Backhaul cargoes for Capesize vessels are often booked at relatively low rates as shipowners are already moving their empty vessels to Brazil from the Pacific basin to pick up lucrative Brazil-to-China iron ore cargoes. Shipowners will often carry an Australia-to-Rotterdam or an Australia-to-Brazil cargo well below the comparable fronthaul route from Brazil to China.
An Australia-to-Rotterdam voyage is priced around $14.50/t, while from Brazil to China it is around $20.75/t. This rate would almost be low enough to compete with a standard transatlantic cargo, which is currently costs under $10/t. This dynamic could help Australian coking coal producers compete with Atlantic-based suppliers, although their fob price would likely still have to be slightly below an Atlantic producer's.
But this dynamic is not as pronounced in the Panamax market, where there are other cargoes competing for Pacific-to-Atlantic journeys. A backhaul voyage between Australia and Brazil would still cost less than its fronthaul counterpart, but it would be significantly higher than a transatlantic cargo and make it more difficult for Australian charterers to compete.
Fronthaul and backhaul routes are nevertheless relatively busy and charterers could instead focus on long-term deals or contracts of affreightment (COAs) to keep their freight costs low. Capesize and Panamax rates can experience strong seasonal spikes, which can be avoided with long-term contracts.
Australia-to-Brazil trade is already relatively active, with at least 24 ships laden with coal sailing on the route since June. This consisted of four Capesize vessels sent to Praia Mole and 20 Panamaxes to Praia Mole, Tubarao, Pecem and other ports.
Redirection of seaborne low-vol coal
But for many market participants, the US is the most likely option for Brazilian mills given its proximity and price. The Argus weekly fob Hampton Roads assessment for low-volatile coking coal averaged $176.80/t in the third quarter, while the daily fob Australia assessment for premium hard low-volatile coking coal averaged $189.79/t.

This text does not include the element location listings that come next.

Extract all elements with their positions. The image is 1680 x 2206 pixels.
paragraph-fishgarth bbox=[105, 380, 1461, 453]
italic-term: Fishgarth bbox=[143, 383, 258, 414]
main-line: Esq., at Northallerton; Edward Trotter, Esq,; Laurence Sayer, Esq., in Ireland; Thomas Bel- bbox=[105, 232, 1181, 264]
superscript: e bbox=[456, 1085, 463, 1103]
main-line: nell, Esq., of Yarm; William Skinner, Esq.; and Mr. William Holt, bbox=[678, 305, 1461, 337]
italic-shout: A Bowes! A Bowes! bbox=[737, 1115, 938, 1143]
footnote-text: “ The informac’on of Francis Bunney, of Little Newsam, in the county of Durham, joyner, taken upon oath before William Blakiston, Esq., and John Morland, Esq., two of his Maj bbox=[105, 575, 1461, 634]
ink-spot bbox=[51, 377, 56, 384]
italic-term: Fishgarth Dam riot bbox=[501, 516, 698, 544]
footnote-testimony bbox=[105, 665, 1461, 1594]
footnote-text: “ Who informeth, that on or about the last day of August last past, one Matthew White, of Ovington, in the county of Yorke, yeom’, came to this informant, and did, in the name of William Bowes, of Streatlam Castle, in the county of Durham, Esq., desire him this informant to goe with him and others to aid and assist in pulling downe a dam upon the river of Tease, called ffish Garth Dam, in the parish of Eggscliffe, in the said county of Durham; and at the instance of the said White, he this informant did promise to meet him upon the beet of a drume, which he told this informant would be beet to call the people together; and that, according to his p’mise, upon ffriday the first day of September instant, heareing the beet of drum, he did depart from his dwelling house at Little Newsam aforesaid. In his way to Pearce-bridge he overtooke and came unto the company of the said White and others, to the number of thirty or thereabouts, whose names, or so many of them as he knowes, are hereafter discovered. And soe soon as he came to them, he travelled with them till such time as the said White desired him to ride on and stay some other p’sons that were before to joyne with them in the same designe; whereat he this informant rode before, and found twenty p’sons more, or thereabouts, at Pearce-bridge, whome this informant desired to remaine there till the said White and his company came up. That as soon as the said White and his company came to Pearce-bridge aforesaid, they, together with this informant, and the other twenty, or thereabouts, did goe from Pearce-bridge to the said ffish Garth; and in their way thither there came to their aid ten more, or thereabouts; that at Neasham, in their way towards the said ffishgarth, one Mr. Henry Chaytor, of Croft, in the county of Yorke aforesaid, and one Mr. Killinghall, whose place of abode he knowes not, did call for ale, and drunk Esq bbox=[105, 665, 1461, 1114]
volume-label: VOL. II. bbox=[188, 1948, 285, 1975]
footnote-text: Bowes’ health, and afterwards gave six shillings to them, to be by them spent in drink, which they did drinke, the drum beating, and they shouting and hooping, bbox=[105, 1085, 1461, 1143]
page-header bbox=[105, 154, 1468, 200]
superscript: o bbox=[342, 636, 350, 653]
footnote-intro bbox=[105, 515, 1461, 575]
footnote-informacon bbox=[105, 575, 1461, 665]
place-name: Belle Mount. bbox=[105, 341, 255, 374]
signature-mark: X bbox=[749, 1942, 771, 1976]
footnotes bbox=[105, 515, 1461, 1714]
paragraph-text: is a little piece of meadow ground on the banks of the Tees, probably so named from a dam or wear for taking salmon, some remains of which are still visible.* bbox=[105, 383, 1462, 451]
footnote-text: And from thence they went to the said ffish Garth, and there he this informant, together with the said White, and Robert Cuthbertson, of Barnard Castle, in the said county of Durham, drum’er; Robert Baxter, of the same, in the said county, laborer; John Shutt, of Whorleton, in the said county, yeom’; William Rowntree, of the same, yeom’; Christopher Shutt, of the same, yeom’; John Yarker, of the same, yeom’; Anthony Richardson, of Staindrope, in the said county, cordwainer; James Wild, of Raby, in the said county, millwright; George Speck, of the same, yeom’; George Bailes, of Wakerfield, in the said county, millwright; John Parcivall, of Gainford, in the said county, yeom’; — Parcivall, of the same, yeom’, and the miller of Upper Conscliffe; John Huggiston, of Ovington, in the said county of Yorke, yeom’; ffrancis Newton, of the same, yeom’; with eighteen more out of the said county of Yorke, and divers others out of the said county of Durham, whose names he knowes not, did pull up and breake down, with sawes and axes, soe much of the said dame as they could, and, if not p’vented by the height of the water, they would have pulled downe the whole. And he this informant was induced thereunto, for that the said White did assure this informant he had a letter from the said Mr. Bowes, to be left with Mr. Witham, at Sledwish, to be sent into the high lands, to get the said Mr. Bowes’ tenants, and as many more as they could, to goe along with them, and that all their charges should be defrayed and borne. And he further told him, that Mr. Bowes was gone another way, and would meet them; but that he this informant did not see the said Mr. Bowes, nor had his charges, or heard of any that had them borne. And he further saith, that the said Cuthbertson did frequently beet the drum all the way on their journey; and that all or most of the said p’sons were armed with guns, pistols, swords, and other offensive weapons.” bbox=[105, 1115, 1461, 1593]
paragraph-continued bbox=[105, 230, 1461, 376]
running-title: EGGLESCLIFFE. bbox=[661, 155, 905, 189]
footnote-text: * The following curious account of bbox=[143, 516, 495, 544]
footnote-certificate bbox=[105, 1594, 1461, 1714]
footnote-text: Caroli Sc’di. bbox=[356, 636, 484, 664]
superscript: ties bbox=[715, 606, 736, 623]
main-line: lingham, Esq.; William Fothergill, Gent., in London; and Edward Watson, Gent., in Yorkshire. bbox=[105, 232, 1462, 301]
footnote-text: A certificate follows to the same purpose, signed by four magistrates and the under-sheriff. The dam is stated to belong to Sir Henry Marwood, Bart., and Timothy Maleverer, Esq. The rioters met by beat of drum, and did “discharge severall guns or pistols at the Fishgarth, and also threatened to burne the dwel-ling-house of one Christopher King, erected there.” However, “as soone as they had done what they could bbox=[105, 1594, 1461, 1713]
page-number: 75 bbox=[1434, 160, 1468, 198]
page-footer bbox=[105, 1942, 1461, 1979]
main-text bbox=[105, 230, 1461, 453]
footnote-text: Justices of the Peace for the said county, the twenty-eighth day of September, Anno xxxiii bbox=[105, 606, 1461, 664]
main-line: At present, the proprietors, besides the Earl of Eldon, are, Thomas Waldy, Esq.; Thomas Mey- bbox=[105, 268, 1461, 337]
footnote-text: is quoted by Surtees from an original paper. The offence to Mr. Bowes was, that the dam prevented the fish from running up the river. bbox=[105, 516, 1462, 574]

The US exported 1.68mn t (1.85mn st) of hard coking coal to Brazil in July-September, while Australia shipped 592,500 t, according to trade data. But the US supply-demand balance is so tight that finding extra low-volatile material for Brazil is not straightforward — even with some extra tonnes freed up by the loss of China as a target market because of tariffs.
What may follow is a redirection of seaborne material, as some US low-volatile coal is diverted from lower-paying markets to Brazil. "Brazilian steelmakers will want to secure more of the US low-vol supply at the expense of India, which would push its mills to take more supply from Australia and Mozambique," a seaborne supplier said.
Such a shift would be welcomed by some market participants, who have voiced concerns about whether the growing presence of US coking coal in India may eat into Australia's market share. But others argue that Indian steelmakers are unlikely to ever substantially reduce their use of Australian coals owing to their high specifications.
Mozambican low-volatile coking coal itself is not expected to compete for additional Brazilian business because it typically has a coke strength after reaction (CSR) rating of 75, while Brazilian mills favour low-volatile coal with a CSR of around 64, a market participant said. Brazil imports less than 1mn t/yr of Mozambican coal at current rates.